The need of a replacement for the D.H.10s used on the RAF's air mail service between Cairo and Baghdad, coupled with an agreement reached in 1925 for Imperial Airways to take over the service, led to a requirement being issued which was met by the de Havilland D.H.66 Hercules, a three-engined biplane with a 155 cu ft (4.39 m³) baggage compartment, space for seven passengers and 465 cu ft (13.17 m³) of mail and a three man crew.
The prototype flew on 30th September 1926 following receipt of an order for five aircraft from Imperial Airways. Such was the speed and comparative simplicity of procedures in those days that the prototype carried out acceptance flights, took part in some crew training and was delivered to Cairo by mid-December. An inaugural flight between Croydon and India left the UK on 27th December and arrived in Delhi on 8th January 1927.
The fifth aircraft was delivered to Cairo in March 1927. The performance of these aircraft impressed West Australia Airways, then using D.H.50s. Four examples of the Hercules were ordered, the first flying in March 1929, and the type entered service with WAA on the Perth-Adelaide route on 2nd June. By then Imperial had ordered a sixth aircraft and its seventh and final aircraft followed in February 1930.

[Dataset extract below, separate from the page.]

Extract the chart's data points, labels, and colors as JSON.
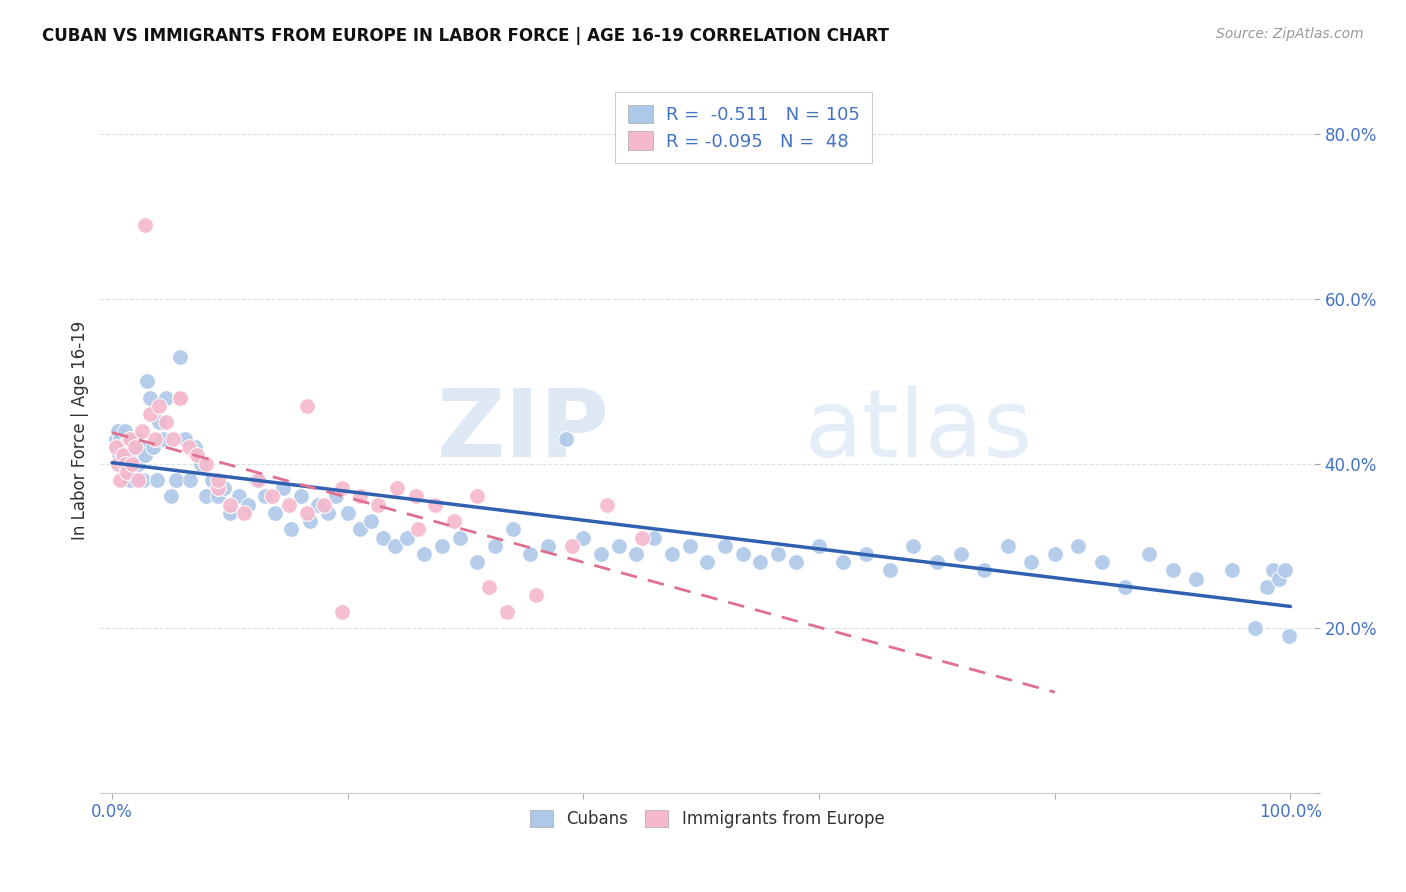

Imperial's sixth Hercules had an enclosed pilot's cabin, a modification which later became standard on the remaining aircraft. The airline's need for these last two Hercules followed the loss of three in crashes between September 1929 and April 1931, but only the first caused fatalities. Aircraft shortage led to the purchase by Imperial of two WAA Hercules in 1930-1; one of these crashed in Southern Rhodesia in November 1935 and Imperial eventually withdrew its last aircraft from service in December 1935, having sold three to the South African Air Force. Their eventual history is not known, but the longest surviving Hercules was probably one of the two former WAA aircraft, being used in New Guinea between Lae and Wau and destroyed by enemy action in 1942.